Военком сунул руку за пазуху, и в этот момент Голландец выбросил вперед свою.
Военком отступил на шаг назад. Так отступают от удивления, получив по лицу от того, кто, казалось, не способен ударить вообще. Он изумленно посмотрел на Голландца, потом на свою грудь. Не доверяя ощущениям, сунул руку за отворот пиджака. Рука в одно мгновение окрасилась красным.
– Что ты сделал, художник?.. – Военком держался за рукоятку торчащего из груди ножа. – Ты убил меня…
– Еще нет. Я не мог совершить такую глупость. Только не вынимай нож. Как только ты это сделаешь, кровь хлынет из раны. Тогда протянешь ноги. Сразу. – Голландец подошел и вынул из его кобуры пистолет. Не глядя, одним движением. – Как сильно ты хочешь жить, Игорек?
– Щенок… Удавлю!..
– Не обостряй и без того непростую ситуацию, – попросил Голландец, усаживаясь на траву рядом со своей жертвой. – Теперь все зависит от того, как скоро я доставлю тебя в больницу. Сердце не задето, но с такой раной, если вовремя не оказать помощь, ты не жилец.
– Вези скорее!.. – шелестя губами, прошипел военком.
– Ну-у… Кхм… Не торопись. Всего пара вопросов. Кто тебе велел взять картину?
– Евгений… Борисович… – Военком лег на землю так осторожно, словно боялся расплескать рюмку водки. – Сказал, что ты ворочаешь тяжелыми бабками… Что придуриваешься под оформителя… И что ты украл у него вещь… Если верну, то…
– Что?
– Если верну, он выложит пятерик зеленых…
– Выложил?
– Авансом, сразу…
– Что ж ты, нехороший человек, вещь ему не отдал?

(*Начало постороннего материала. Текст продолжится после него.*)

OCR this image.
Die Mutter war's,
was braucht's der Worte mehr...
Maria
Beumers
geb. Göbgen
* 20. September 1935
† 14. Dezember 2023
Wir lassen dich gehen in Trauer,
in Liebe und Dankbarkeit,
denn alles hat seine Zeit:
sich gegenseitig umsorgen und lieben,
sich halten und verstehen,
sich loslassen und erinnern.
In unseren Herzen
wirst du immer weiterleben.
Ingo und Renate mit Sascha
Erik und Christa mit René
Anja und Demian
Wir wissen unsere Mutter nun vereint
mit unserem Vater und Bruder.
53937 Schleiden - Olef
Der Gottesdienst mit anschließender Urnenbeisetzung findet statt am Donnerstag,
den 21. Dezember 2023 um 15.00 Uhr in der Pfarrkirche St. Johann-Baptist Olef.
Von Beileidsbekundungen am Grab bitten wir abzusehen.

Военком закряхтел от боли. Он искал удобную позу, чтобы лезвие не саднило внутри.
– Я спросил тебя, – напомнил Голландец. – Каждый раз, когда ты будешь мне врать, я буду бить по ножу. Вот так, – и он, легко взмахнув рукой, коснулся рукоятки.

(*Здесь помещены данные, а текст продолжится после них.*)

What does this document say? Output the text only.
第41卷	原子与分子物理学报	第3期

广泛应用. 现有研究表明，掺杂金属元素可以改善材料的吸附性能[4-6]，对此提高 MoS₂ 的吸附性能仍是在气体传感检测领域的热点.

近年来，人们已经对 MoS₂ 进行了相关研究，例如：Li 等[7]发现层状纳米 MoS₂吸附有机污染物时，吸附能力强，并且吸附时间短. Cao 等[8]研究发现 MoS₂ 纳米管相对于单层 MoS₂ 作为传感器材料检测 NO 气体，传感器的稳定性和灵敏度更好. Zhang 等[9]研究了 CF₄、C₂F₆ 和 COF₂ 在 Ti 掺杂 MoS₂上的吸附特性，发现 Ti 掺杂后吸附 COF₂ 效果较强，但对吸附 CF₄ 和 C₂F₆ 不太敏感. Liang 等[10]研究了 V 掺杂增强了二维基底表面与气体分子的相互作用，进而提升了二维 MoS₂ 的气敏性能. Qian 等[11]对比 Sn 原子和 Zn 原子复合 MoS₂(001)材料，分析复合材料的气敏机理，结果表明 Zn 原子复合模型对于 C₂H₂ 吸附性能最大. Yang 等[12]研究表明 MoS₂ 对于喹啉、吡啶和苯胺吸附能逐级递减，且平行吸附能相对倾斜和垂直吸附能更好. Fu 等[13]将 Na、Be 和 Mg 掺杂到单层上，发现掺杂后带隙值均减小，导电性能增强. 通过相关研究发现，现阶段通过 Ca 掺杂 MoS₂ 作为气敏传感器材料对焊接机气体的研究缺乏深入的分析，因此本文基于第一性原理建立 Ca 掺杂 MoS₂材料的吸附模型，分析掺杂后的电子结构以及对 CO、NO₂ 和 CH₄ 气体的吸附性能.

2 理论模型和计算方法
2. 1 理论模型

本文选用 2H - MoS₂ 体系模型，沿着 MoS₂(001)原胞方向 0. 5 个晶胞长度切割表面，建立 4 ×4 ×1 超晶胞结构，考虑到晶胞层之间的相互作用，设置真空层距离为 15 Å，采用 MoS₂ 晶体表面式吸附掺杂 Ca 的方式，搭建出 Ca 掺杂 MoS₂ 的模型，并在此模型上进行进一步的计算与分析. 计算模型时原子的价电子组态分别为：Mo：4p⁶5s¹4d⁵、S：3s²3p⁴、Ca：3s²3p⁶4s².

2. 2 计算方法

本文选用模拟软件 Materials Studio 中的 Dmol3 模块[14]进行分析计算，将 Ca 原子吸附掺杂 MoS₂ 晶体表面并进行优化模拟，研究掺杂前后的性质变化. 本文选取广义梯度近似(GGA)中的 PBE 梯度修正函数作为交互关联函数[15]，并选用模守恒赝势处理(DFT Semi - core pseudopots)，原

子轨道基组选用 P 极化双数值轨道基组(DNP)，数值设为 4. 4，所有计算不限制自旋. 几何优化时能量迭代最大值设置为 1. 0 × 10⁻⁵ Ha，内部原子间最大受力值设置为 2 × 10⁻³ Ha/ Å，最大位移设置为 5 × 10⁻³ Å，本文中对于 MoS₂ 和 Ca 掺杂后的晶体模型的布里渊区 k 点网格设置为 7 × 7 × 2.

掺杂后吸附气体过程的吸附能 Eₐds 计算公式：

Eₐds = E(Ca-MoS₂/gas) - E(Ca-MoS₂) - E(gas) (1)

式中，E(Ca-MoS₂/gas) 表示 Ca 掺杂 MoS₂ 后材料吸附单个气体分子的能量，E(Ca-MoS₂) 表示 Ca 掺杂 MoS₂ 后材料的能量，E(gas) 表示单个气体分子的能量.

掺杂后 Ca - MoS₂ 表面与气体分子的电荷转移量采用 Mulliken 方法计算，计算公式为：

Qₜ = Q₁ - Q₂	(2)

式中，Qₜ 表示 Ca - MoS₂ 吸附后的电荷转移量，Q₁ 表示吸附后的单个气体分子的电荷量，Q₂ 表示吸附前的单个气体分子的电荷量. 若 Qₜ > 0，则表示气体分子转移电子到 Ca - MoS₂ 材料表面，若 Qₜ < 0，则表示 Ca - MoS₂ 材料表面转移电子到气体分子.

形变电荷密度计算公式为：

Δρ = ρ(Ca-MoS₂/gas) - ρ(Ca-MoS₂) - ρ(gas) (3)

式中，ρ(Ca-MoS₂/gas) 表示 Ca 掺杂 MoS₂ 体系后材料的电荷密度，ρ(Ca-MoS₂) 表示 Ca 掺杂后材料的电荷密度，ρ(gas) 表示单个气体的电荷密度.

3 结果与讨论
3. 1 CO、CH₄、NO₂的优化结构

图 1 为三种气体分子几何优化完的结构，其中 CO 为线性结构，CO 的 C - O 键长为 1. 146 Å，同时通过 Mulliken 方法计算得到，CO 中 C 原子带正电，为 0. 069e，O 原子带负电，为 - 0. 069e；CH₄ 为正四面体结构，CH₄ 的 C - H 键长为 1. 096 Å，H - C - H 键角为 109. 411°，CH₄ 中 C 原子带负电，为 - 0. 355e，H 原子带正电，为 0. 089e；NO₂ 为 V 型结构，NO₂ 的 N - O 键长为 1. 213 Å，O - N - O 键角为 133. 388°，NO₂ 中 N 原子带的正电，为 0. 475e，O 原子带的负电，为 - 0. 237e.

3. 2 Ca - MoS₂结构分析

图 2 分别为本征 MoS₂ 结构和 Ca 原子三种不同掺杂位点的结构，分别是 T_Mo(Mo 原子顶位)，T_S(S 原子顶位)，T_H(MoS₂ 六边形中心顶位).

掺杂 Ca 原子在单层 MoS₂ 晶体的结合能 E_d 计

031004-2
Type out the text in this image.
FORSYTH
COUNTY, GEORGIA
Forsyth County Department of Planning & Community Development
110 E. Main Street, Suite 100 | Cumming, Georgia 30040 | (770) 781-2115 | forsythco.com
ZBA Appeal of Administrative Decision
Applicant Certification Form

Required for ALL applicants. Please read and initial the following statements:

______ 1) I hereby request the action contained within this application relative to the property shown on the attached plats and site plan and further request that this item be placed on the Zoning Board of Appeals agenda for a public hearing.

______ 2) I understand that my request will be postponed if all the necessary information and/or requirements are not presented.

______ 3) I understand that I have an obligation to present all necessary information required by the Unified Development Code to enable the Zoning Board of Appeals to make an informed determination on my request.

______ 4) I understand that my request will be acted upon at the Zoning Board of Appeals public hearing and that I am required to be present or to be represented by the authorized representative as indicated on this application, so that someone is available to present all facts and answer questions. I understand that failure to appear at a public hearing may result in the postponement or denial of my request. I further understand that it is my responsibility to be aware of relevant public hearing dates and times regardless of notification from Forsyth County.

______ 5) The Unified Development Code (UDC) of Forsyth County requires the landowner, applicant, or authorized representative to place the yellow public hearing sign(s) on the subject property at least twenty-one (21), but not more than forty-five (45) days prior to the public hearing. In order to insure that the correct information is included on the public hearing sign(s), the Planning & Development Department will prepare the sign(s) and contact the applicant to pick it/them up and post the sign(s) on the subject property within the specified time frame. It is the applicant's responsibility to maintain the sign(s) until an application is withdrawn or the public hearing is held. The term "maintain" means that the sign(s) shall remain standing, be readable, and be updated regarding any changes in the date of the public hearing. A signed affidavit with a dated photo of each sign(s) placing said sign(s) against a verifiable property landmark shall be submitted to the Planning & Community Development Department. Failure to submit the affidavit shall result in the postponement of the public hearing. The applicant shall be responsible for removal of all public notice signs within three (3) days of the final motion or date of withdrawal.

Заорав и побагровев всем лицом, подполковник стиснул зубы и превратил крик в низкий, глухой вой.
– Почему не отдал?
– Я знал, что ты дашь больше…
– Вот видишь… Как с тобой дела иметь можно? – и Голландец зловеще ухмыльнулся. – А сейчас хотя бы понимаешь, что ошибся?
Не дождавшись ответа, Голландец хлопнул ладошкой по ножу.
– Да!..
– Ясно… С этим разобрались… А почему люди Лебедева картину не забрали сразу, как ты ее из моей машины стянул?
– Я не знаю никакого Лебедева.
– Евгений Борисович. Лебедев.
Военком облизал губы. Он чувствовал непреодолимое желание вынуть нож из раны. Всего-то обожжет. Но человек, который умеет так втыкать нож, сказал, что это опасно… Чему верить? Ощущениям или словам? Никакой он не художник…
– Я ушел от них…
– То есть как, простите, ушел? – искренне удивился Голландец. – Как они позволили тебе это сделать?
– Они ждали за углом, а я забрал картину и пошел не к ним, а за стройку. Перелез через ограду… Вези в больницу!.. – Он кашлянул, и лезвие что-то затронуло внутри. Военком побледнел, как саван.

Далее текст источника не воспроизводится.